PAP playing catch-up with SDP – again

Singapore Democrats

The PAP’s Women Wing has published a policy paper to address the issue of the falling birthrate in Singapore. This is the first in a very long time that the party has issued a policy proposal as opposed to Government-appointed parliamentary committees.$CUT$

Before getting into the specifics of the paper, the Singapore Democrats would like to highlight the fact that the PAP seems to be now playing catch-up in making sure that it does not lag behind the SDP in coming up with policy proposals.

One of the key points in the paper to boost falling birthrates in Singapore is the proposal of the Married-Couple Temporary Housing scheme which gives young couples the option of renting a flat while waiting for their Build-To-Order (BTO) flats.

The idea is to encourage young couples to have children by speeding up the process of their getting a home. If this idea sounds familiar, it’s because the SDP proposed it first.

Look at the two policy statements below. We said this on 31 May 2012.

The SDP proposes a public housing policy initiative that would facilitate couples of child-bearing age to purchase their HDB flats in the quickest time possible. Read here.

Now read the PAP Women’s Wing’s statement made last week on 23 August 2012.

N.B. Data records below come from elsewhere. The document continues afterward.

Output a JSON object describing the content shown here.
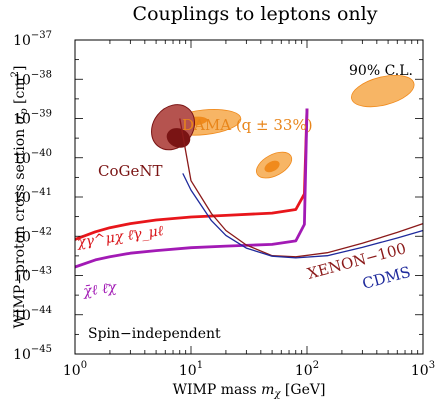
{
  "chart_data": {
    "type": "line",
    "title": "Couplings to leptons only",
    "xlabel_prefix": "WIMP mass ",
    "xlabel_var": "m",
    "xlabel_sub": "χ",
    "xlabel_unit": " [GeV]",
    "ylabel_prefix": "WIMP−proton cross section ",
    "ylabel_var": "σ",
    "ylabel_sub": "p",
    "ylabel_unit": " [cm",
    "ylabel_unit_sup": "2",
    "ylabel_unit_end": "]",
    "x_scale": "log",
    "y_scale": "log",
    "xlim": [
      1,
      1000
    ],
    "ylim": [
      1e-45,
      1e-37
    ],
    "x_ticks": [
      {
        "value": 1,
        "base": "10",
        "exp": "0"
      },
      {
        "value": 10,
        "base": "10",
        "exp": "1"
      },
      {
        "value": 100,
        "base": "10",
        "exp": "2"
      },
      {
        "value": 1000,
        "base": "10",
        "exp": "3"
      }
    ],
    "y_ticks": [
      {
        "value": 1e-45,
        "base": "10",
        "exp": "−45"
      },
      {
        "value": 1e-44,
        "base": "10",
        "exp": "−44"
      },
      {
        "value": 1e-43,
        "base": "10",
        "exp": "−43"
      },
      {
        "value": 1e-42,
        "base": "10",
        "exp": "−42"
      },
      {
        "value": 1e-41,
        "base": "10",
        "exp": "−41"
      },
      {
        "value": 1e-40,
        "base": "10",
        "exp": "−40"
      },
      {
        "value": 1e-39,
        "base": "10",
        "exp": "−39"
      },
      {
        "value": 1e-38,
        "base": "10",
        "exp": "−38"
      },
      {
        "value": 1e-37,
        "base": "10",
        "exp": "−37"
      }
    ],
    "annotations": {
      "confidence": "90% C.L.",
      "spin": "Spin−independent",
      "dama": "DAMA (q ± 33%)",
      "cogent": "CoGeNT",
      "xenon": "XENON−100",
      "cdms": "CDMS",
      "vector_label": "χ̄γ^μχ ℓ̄γ_μℓ",
      "scalar_label": "χ̄ℓ ℓ̄χ"
    },
    "colors": {
      "vector": "#e8161b",
      "scalar": "#a21ab5",
      "xenon": "#8b1a1a",
      "cdms": "#1f2a9c",
      "dama_fill": "#f7b565",
      "dama_core": "#f08a1c",
      "cogent_fill": "#b5534f",
      "cogent_core": "#7a1414",
      "dama_label": "#e8851a",
      "cogent_label": "#7a1414",
      "xenon_label": "#8b1a1a",
      "cdms_label": "#1f2a9c",
      "vector_label": "#d9151a",
      "scalar_label": "#a21ab5"
    },
    "series": [
      {
        "key": "vector",
        "x": [
          1,
          1.5,
          2,
          3,
          5,
          10,
          20,
          50,
          80,
          95,
          100
        ],
        "y": [
          8.3e-43,
          1.3e-42,
          1.65e-42,
          2.1e-42,
          2.6e-42,
          3.1e-42,
          3.4e-42,
          3.9e-42,
          4.8e-42,
          1.2e-41,
          1.8e-39
        ]
      },
      {
        "key": "scalar",
        "x": [
          1,
          1.5,
          2,
          3,
          5,
          10,
          20,
          50,
          80,
          95,
          100
        ],
        "y": [
          1.65e-43,
          2.5e-43,
          3e-43,
          3.7e-43,
          4.3e-43,
          5.1e-43,
          5.6e-43,
          6.2e-43,
          7.6e-43,
          2e-42,
          1.8e-39
        ]
      },
      {
        "key": "xenon",
        "x": [
          8,
          10,
          15,
          20,
          30,
          50,
          80,
          150,
          300,
          600,
          1000
        ],
        "y": [
          1e-39,
          2.6e-41,
          3.8e-42,
          1.4e-42,
          6e-43,
          3.2e-43,
          3e-43,
          3.8e-43,
          6.6e-43,
          1.25e-42,
          2.1e-42
        ]
      },
      {
        "key": "cdms",
        "x": [
          8.5,
          10,
          15,
          20,
          30,
          50,
          80,
          150,
          300,
          600,
          1000
        ],
        "y": [
          4e-41,
          1.5e-41,
          2.5e-42,
          1.05e-42,
          5e-43,
          3.1e-43,
          2.8e-43,
          3.2e-43,
          5.2e-43,
          9e-43,
          1.4e-42
        ]
      }
    ],
    "regions": [
      {
        "key": "dama_low_outer",
        "x_center": 13,
        "y_center": 8e-40,
        "x_span": [
          6.5,
          28
        ],
        "y_span": [
          4e-40,
          1.7e-39
        ]
      },
      {
        "key": "dama_low_core",
        "x_center": 10.5,
        "y_center": 8.5e-40,
        "x_span": [
          8,
          14
        ],
        "y_span": [
          6.5e-40,
          1.1e-39
        ]
      },
      {
        "key": "dama_high_outer",
        "x_center": 52,
        "y_center": 6.5e-41,
        "x_span": [
          35,
          75
        ],
        "y_span": [
          3.5e-41,
          1.2e-40
        ]
      },
      {
        "key": "dama_high_core",
        "x_center": 50,
        "y_center": 6e-41,
        "x_span": [
          42,
          58
        ],
        "y_span": [
          4.5e-41,
          8e-41
        ]
      },
      {
        "key": "dama_right",
        "x_center": 450,
        "y_center": 5e-39,
        "x_span": [
          280,
          1000
        ],
        "y_span": [
          2.5e-39,
          1.3e-38
        ]
      },
      {
        "key": "cogent_outer",
        "x_center": 7,
        "y_center": 6e-40,
        "x_span": [
          4.8,
          10.5
        ],
        "y_span": [
          1.3e-40,
          2.2e-39
        ]
      },
      {
        "key": "cogent_core",
        "x_center": 7.8,
        "y_center": 3.2e-40,
        "x_span": [
          6.2,
          10
        ],
        "y_span": [
          1.8e-40,
          5.5e-40
        ]
      }
    ]
  }
}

Married-Couple Temporary Housing (MTH) Scheme: Ensuring that young married couples have a home as soon as possible. Read here.

We will leave the policy differences aside for now. Presently, it is important to highlight why we continue to raise this matter of the PAP playing catch-up to the SDP:

First, the PAP likes to portray the SDP as a destructive, confrontational force so that voters will not support us. An opposition party that makes policy proposals that the ruling party mimics cannot be all that destructive, can it?

Second, it puts another dent in the PAP’s fast-crumbling facade that it is the only party to lead the nation. It has demonstrated, time and again, that it does not have a monopoly on ideas of how to take Singapore forward.

Third, it shows yet again that the SDP is a serious alternative party that is constructive and competent, one able to rival the PAP as government in the future.

We have one huge disadvantage, though: the media. While the PAP Women’s Wing proposal is given prominent coverage here, there is a blackout of the SDP’s proposal, leading Singaporeans to think that the PAP is the only party to come up with constructive ideas for Singapore.

Isn’t it sad – and frightening – to think that the PAP can win the argument not by allowing Singaporeans to read both sides of the story but by censoring what the Singapore Democrats say?   

This is not the first time that the PAP has followed in the footsteps of the SDP. PAP MPs have, in the recent past, repeatedly echoed the SDP on policy and procedure. See for example here, here and here. Yet, we only read and hear about the PAP’s achievements.